All week on the blog
Special tributes to moms
Endearing stories of motherhood
And a chapbook project!
Mothers’ Week kick off
Let’s begin with a funny story by Esther Miller…
Shopping without baby
by Esther Miller
My daughter was about a month old the first time my husband felt comfortable enough to watch her alone for more than a short time. It seemed like a lifetime since I’d been out of the house on my own. I was going shopping! No car bed to set up (car seats were just coming on the scene then), no stroller, no diaper bag, NO BABY! For one glorious morning, life would be normal.
I had a whole three hours before I had to be home to feed her, so I cranked up the radio on the oldies station (how could Elvis be an oldie??), rolled down the windows (car air conditioning was still an expensive option), and I was on my way! I even parked clear at one end of the mall, far out in the parking lot, and enjoyed my brisk, solitary walk to my favorite store. The morning was mine!
I shopped. I looked. I ate. I proudly checked my reflection in shop windows. No more baby fat! Life was good. Best of all, I made it the length of the mall and back without one pit stop!
A breastfeeding mother ignores feeding time at her peril. Dire consequences await and there is no hiding said consequences, so I knew when I had to start for home.
On the way, I remembered that I was out of flour and my plans for the afternoon – since Daddy was home to watch our usually fussy baby – included yet another attempt to make bread from scratch. So I stopped at a busy supermarket, bought my 10-pound bag of flour, and lugged it to the checkout counter. Even the express line was creeping. Babies were crying, a toddler on the next line was pitching a fit, and I was saying prayers of thanksgiving that I wasn’t his mother.
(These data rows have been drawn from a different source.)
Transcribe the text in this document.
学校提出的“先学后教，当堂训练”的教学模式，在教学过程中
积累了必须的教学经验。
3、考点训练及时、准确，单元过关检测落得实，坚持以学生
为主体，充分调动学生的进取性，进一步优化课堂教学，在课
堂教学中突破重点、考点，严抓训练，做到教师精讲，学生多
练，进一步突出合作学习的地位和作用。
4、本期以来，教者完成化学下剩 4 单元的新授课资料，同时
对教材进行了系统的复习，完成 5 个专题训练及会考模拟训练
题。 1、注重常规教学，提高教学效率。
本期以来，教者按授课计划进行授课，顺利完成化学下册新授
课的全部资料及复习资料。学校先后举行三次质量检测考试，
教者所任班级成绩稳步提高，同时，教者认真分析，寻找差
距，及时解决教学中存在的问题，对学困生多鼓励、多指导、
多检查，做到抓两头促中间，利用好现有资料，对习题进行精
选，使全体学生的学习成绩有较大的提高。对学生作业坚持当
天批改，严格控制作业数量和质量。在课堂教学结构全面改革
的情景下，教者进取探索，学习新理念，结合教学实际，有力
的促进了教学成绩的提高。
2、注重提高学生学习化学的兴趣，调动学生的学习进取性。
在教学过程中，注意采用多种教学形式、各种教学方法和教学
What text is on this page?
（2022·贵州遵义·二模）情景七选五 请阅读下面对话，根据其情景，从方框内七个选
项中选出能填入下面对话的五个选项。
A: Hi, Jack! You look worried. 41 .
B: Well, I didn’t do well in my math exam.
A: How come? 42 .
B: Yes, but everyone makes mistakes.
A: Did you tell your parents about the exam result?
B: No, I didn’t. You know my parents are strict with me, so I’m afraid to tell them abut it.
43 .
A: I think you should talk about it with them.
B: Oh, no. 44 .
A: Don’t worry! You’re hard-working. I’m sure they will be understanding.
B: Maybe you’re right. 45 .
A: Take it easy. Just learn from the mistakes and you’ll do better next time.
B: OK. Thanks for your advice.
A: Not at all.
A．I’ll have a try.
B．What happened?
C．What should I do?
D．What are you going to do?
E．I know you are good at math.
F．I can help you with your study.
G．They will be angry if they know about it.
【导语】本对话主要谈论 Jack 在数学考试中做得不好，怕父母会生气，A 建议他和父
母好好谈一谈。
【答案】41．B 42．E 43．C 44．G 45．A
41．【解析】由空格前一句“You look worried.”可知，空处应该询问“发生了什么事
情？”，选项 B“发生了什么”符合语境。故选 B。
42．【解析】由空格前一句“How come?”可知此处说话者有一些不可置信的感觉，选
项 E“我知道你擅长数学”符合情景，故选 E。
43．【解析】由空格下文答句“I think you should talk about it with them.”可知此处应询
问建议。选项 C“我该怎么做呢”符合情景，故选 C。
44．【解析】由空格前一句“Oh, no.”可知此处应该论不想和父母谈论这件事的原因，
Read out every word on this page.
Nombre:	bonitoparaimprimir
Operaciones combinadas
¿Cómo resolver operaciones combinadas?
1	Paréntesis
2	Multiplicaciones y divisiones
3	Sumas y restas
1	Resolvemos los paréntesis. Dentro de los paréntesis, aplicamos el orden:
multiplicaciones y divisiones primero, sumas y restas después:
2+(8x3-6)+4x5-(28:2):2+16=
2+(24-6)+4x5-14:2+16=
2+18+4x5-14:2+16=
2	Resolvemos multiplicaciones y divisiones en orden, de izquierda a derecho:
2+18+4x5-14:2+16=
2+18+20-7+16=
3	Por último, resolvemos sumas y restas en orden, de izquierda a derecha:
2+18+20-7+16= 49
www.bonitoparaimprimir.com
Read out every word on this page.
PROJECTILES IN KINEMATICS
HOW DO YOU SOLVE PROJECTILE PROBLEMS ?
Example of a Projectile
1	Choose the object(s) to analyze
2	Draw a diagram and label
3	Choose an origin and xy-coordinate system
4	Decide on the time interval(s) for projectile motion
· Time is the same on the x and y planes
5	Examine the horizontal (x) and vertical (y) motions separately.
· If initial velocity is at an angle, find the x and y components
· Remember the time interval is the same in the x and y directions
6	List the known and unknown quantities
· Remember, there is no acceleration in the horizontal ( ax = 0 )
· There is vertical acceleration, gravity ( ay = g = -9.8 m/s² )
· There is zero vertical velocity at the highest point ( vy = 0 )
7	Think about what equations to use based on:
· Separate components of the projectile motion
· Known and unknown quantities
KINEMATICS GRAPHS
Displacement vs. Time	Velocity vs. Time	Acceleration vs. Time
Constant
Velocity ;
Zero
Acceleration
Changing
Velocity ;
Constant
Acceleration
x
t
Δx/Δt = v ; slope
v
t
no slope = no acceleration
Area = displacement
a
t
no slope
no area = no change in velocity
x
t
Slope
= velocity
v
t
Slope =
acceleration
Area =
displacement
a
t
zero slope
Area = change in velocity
Finally my line inched forward and the sweet little lady ahead of me caught my eye. “And how old is your baby, Dear?” she asked me. With a surreptitious glance down to see if I was already suffering consequences, I replied “A month and two days. But how did you know I have a baby?” “Honey, ever since that baby two aisles over started crying, you’ve been bouncing that bag of flour on your arm.”
Life with a baby eventually became normal and I finally learned to make a decent loaf of bread. Now the babies are grown and the grandbabies are teenagers. Life is good. Life would be wonderful if I could still walk as briskly and make it through the mall without a pit stop.
I’m a mother of two and grandmother of two. My husband and I have been married almost 40 years. I spent my childhood in the Midwest, and lived in California from high school through retirement. We traveled for a year and visited every state in the lower 48, then settled in the Shenandoah Valley of Virginia.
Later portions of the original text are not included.